What can a Pizza craving during a pandemic tell us about the need to digitise small businesses in Nigeria?
Ideas.memo | John Edokpolo
At the height of the COVID-19 induced lockdown in Lagos, my wife developed a craving for a triple-decker meat pizza from her favourite pizza parlour. With restaurant services limited to only take out, I picked up the phone to place the order.
The sales rep then told me that I would need to double my order to qualify for free delivery, otherwise, I would have to come pick it up in store. I had no intention of going into the restaurant. Neither did I want to order 2 triple-decker pizzas (yes, it is as ginormous as you imagine it would be!). So, I offered to pay the full delivery charge for my single order, but I was turned down. Apparently, they did not charge for delivery. You simply qualified for free delivery if a customer’s order met a set financial threshold.
Despite my entreaties and a willingness to pay, the sales rep refused to budge and would not even get her manager on the phone. I was furious! Were customers lining up around the block to pick up so many orders during this pandemic that they were willing to do without my cash?! Of course, I ended up driving down to pick up my order, having judged correctly that a happy wife equaled a happy life but that was not the point. I was perplexed at their business model and a lack of customer eccentricity.
The most frustrating part of the experience was not my treatment at the hands of the sales rep. It was the fact that I had to pick up the phone to place the order in the first place. This is 2020! I expected to place the order using a mobile app. I should have been able to make my selection, select my choice of toppings, make the payment, and estimate the delivery time by tracking the delivery bike’s journey without talking to anybody. I did not have to spend 2mins on the phone explaining my wife’s dislike for chopped onions as an ingredient to a nonchalant sales rep.
An app would not have sighed at me in exasperation! As I drove home from picking up my order, I pondered how small businesses like the pizza parlour were going to fare in a world of “digital everything”. As the world contemplates a future of remote-everything and contact-less shopping, how prepared are micro, small, and medium enterprises (MSMEs) to optimize their operations and transform their products and/or services to serve their changing customer base? There was no doubt in my mind that they would need to embrace digital technology for their transformation.
MSMEs or just Small and Medium Enterprises (SMEs) are mostly small entities employing between 5 to 250 people (definition varies depending on the country) but they play an outsized role in the economic development of nations.
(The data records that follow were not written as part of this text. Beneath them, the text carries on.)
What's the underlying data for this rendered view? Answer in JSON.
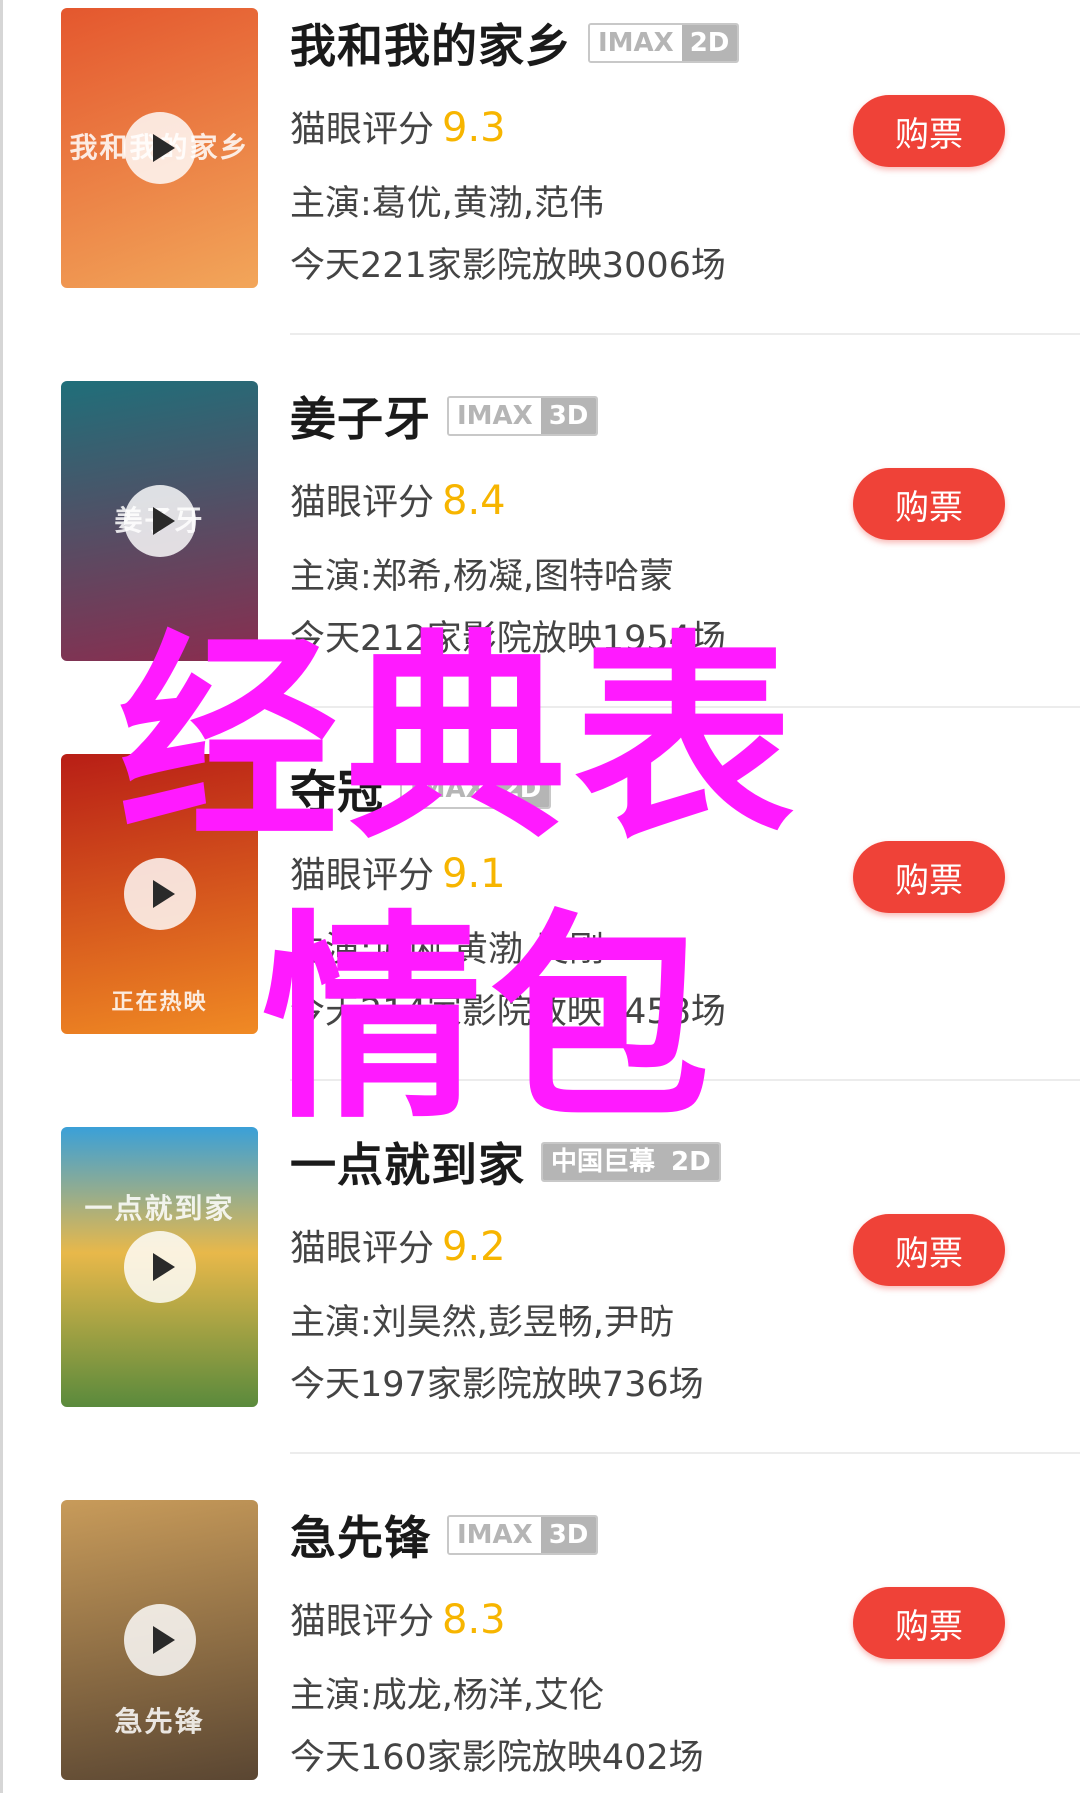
{
  "movies": [
    {
      "title": "我和我的家乡",
      "tag_a": "IMAX",
      "tag_b": "2D",
      "rating_label": "猫眼评分",
      "score": "9.3",
      "actors": "主演:葛优,黄渤,范伟",
      "shows": "今天221家影院放映3006场",
      "buy": "购票",
      "poster_text": "我和我的家乡",
      "poster_colors": [
        "#e4572e",
        "#f2a65a"
      ]
    },
    {
      "title": "姜子牙",
      "tag_a": "IMAX",
      "tag_b": "3D",
      "rating_label": "猫眼评分",
      "score": "8.4",
      "actors": "主演:郑希,杨凝,图特哈蒙",
      "shows": "今天212家影院放映1954场",
      "buy": "购票",
      "poster_text": "姜子牙",
      "poster_colors": [
        "#1f6f7a",
        "#8a2d4f"
      ]
    },
    {
      "title": "夺冠",
      "tag_a": "IMAX",
      "tag_b": "2D",
      "rating_label": "猫眼评分",
      "score": "9.1",
      "actors": "主演:巩俐,黄渤,吴刚",
      "shows": "今天214家影院放映1458场",
      "buy": "购票",
      "poster_text": "正在热映",
      "poster_colors": [
        "#b81e16",
        "#f08a24"
      ]
    },
    {
      "title": "一点就到家",
      "tag_a": "中国巨幕",
      "tag_b": "2D",
      "rating_label": "猫眼评分",
      "score": "9.2",
      "actors": "主演:刘昊然,彭昱畅,尹昉",
      "shows": "今天197家影院放映736场",
      "buy": "购票",
      "poster_text": "一点就到家",
      "poster_colors": [
        "#3aa0d8",
        "#5a8a3c"
      ]
    },
    {
      "title": "急先锋",
      "tag_a": "IMAX",
      "tag_b": "3D",
      "rating_label": "猫眼评分",
      "score": "8.3",
      "actors": "主演:成龙,杨洋,艾伦",
      "shows": "今天160家影院放映402场",
      "buy": "购票",
      "poster_text": "急先锋",
      "poster_colors": [
        "#c89b5a",
        "#5a4632"
      ]
    }
  ],
  "overlay": {
    "line1": "经典表",
    "line2": "情包"
  }
}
The World Bank estimates that SMEs account for about 90% of businesses and 50% of employment worldwide. They contribute more than 40% to GDP. In Nigeria, MSMEs employs over 76% of the workforce and contributes about 50% to GDP. 600million jobs will be required by 2030 to accommodate the growing global workforce and most of those jobs will be created by SMEs, especially in the emerging markets where 7 out of 10 formal jobs are created by SMEs. Yet, they are the most susceptible to disruptions like those imposed by the Covid-19 pandemic.
The World Bank says this is because of their limited financial resources and borrowing capacity, and because of their disproportionate presence in economic sectors affected by social distancing measures and transport disruptions. Consequently, a lot of the government stimulus interventions have focused on lending money to SMEs to enable them pay their bills and keep employees on their payroll. But what happens with the next lockdown or crisis? Those stimulus cheques will not keep coming forever. There needs to be an even stronger focus on helping SMEs “crisis proof” their businesses through digital technology.
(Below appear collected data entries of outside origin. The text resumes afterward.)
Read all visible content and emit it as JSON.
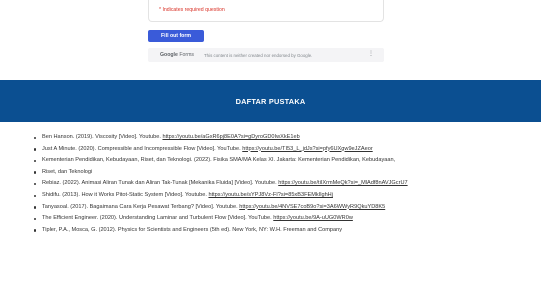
{
  "form": {
    "required_note": "* Indicates required question",
    "fill_button": "Fill out form",
    "footer_logo_google": "Google",
    "footer_logo_forms": "Forms",
    "footer_note": "This content is neither created nor endorsed by Google.",
    "menu_glyph": "⋮"
  },
  "banner": {
    "title": "DAFTAR PUSTAKA"
  },
  "references": [
    {
      "text": "Ben Hanson. (2019). Viscosity [Video]. Youtube. ",
      "link": "https://youtu.be/aGxR6pj8E0A?si=gDyroGD0IwXkE1eb"
    },
    {
      "text": "Just A Minute. (2020). Compressible and Incompressible Flow [Video]. YouTube. ",
      "link": "https://youtu.be/TI53_L_jdJs?si=pfy6UXgw9eJZAeor"
    },
    {
      "text": "Kementerian Pendidikan, Kebudayaan, Riset, dan Teknologi. (2022). Fisika SMA/MA Kelas XI. Jakarta: Kementerian Pendidikan, Kebudayaan,",
      "link": ""
    },
    {
      "text": "Riset, dan Teknologi",
      "link": ""
    },
    {
      "text": "Rebiaz. (2022). Animasi Aliran Tunak dan Aliran Tak-Tunak [Mekanika Fluida] [Video]. Youtube. ",
      "link": "https://youtu.be/tiIXrmMeQk?si=_MlAdf8nAVJGcrU7"
    },
    {
      "text": "Shidifu. (2013). How it Works Pitot-Static System [Video]. Youtube. ",
      "link": "https://youtu.be/sYPJ8Vz-FI?si=85xB3FEMkIlghHj"
    },
    {
      "text": "Tanyasoal. (2017). Bagaimana Cara Kerja Pesawat Terbang? [Video]. Youtube. ",
      "link": "https://youtu.be/4NVSE7coB9o?si=3A6WWyR9QkuYD8K5"
    },
    {
      "text": "The Efficient Engineer. (2020). Understanding Laminar and Turbulent Flow [Video]. YouTube. ",
      "link": "https://youtu.be/9A-uUG0WR0w"
    },
    {
      "text": "Tipler, P.A., Mosca, G. (2012). Physics for Scientists and Engineers (5th ed). New York, NY: W.H. Freeman and Company",
      "link": ""
    }
  ]
}
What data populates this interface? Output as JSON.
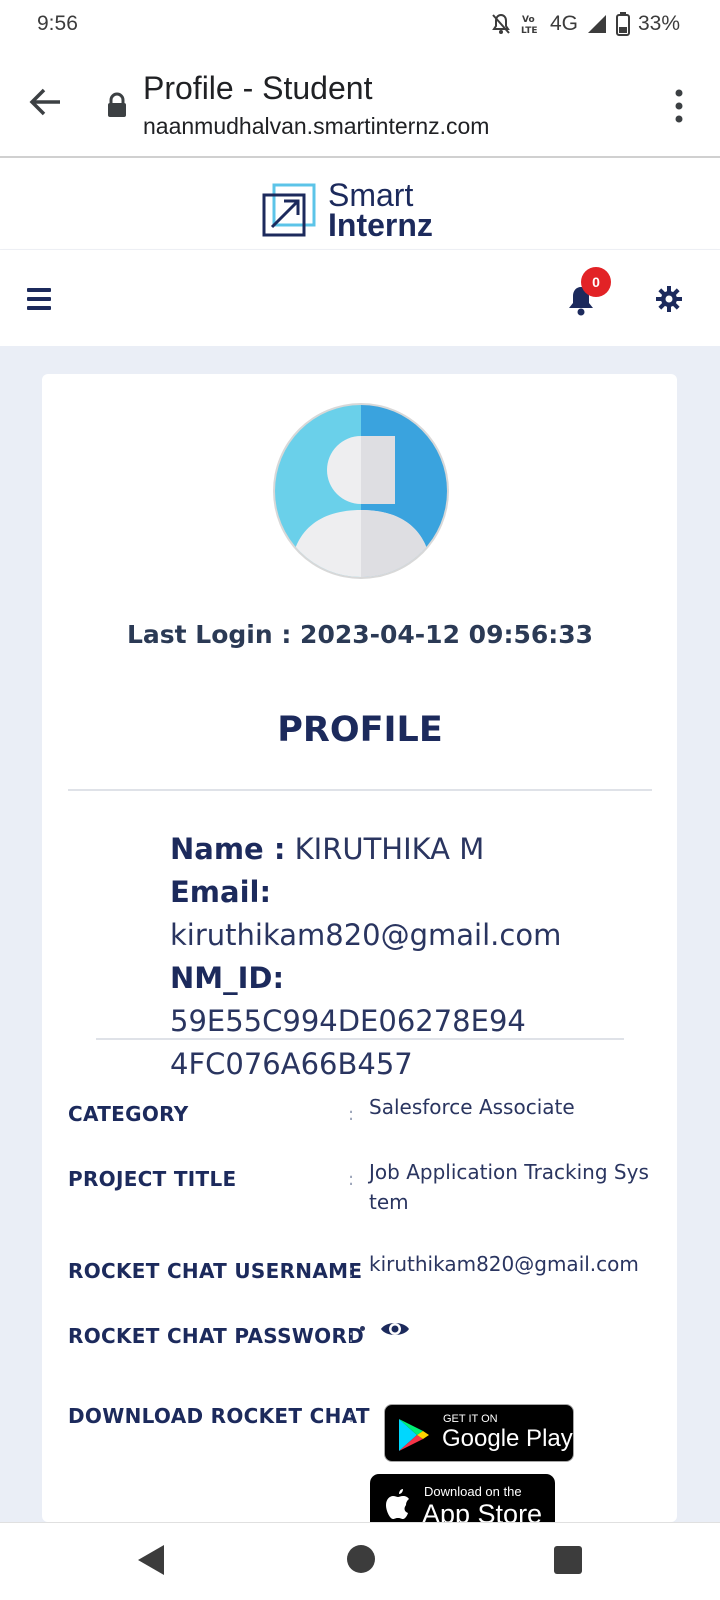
{
  "status_bar": {
    "time": "9:56",
    "network": "4G",
    "battery": "33%",
    "volte": "Vo LTE",
    "icons": [
      "mute-bell-icon",
      "volte-icon",
      "signal-icon",
      "battery-icon"
    ]
  },
  "browser": {
    "title": "Profile - Student",
    "url": "naanmudhalvan.smartinternz.com"
  },
  "site": {
    "logo_line1": "Smart",
    "logo_line2": "Internz",
    "notification_count": "0"
  },
  "profile": {
    "last_login": "Last Login : 2023-04-12 09:56:33",
    "heading": "PROFILE",
    "name_label": "Name :",
    "name_value": "KIRUTHIKA M",
    "email_label": "Email:",
    "email_value": "kiruthikam820@gmail.com",
    "nmid_label": "NM_ID:",
    "nmid_value_line1": "59E55C994DE06278E94",
    "nmid_value_line2": "4FC076A66B457"
  },
  "details": {
    "category_label": "CATEGORY",
    "category_value": "Salesforce Associate",
    "project_label": "PROJECT TITLE",
    "project_value_line1": "Job Application Tracking Sys",
    "project_value_line2": "tem",
    "rc_username_label": "ROCKET CHAT USERNAME",
    "rc_username_value": "kiruthikam820@gmail.com",
    "rc_password_label": "ROCKET CHAT PASSWORD",
    "download_label": "DOWNLOAD ROCKET CHAT",
    "colon": ":"
  },
  "stores": {
    "gplay_small": "GET IT ON",
    "gplay_big": "Google Play",
    "appstore_small": "Download on the",
    "appstore_big": "App Store"
  },
  "colors": {
    "brand_navy": "#1c2a5c",
    "badge_red": "#e22226",
    "background": "#eaeef6"
  }
}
SMEs have some of the least infusion of digital technology in their businesses, with many relying almost entirely on physical interaction, unlike large enterprises.
SMEs have some of the least infusion of digital technology in their businesses, with many relying almost entirely on physical interaction, unlike large enterprises who adapted quicker to employees working from home and serving their customers virtually. In Nigeria for example, banks consistently have been investing in technology to digitally transform how their employees work (remote work and collaboration), how they interact with their customers and how their services are being consumed (mobile apps). The results are apparent. The Nigerian Bureau of Statistics in the Q1 2020 economic reports state that the Financial Institutions sector grew by 24% while contributing only 3.57% of GDP. The Trade sector (with a lot of MSMEs representation) on the other hand contracted by -2.82% in the same period. These numbers have worsened, as the recent NBS Q2 report shows the sector contracted further by -16.59% largely due to the impact of Covid-19
SMEs need help beyond access to capital and markets. Because of the central role they play in creating economic prosperity, lifting communities, and standards of living, there needs to be more focus on incentivizing and helping them reimagine their business models and digitally transforming their products and services to cater for a changing world.
Most national policies have long recognized the need to adopt technology to maximize SME efficiency and create new market opportunities but more need to be done. There must be a concerted effort between policymakers, financial institutions, and technology providers to create affordably customized solution packages, invest in technology skilling, mentorship, and helping SMEs envision a digitised future.
If we are all truly concerned about lifting communities out of poverty, creating broad-based prosperity for all, and engendering a fairer society, then we have to start with helping small businesses thrive in a fully digitised future.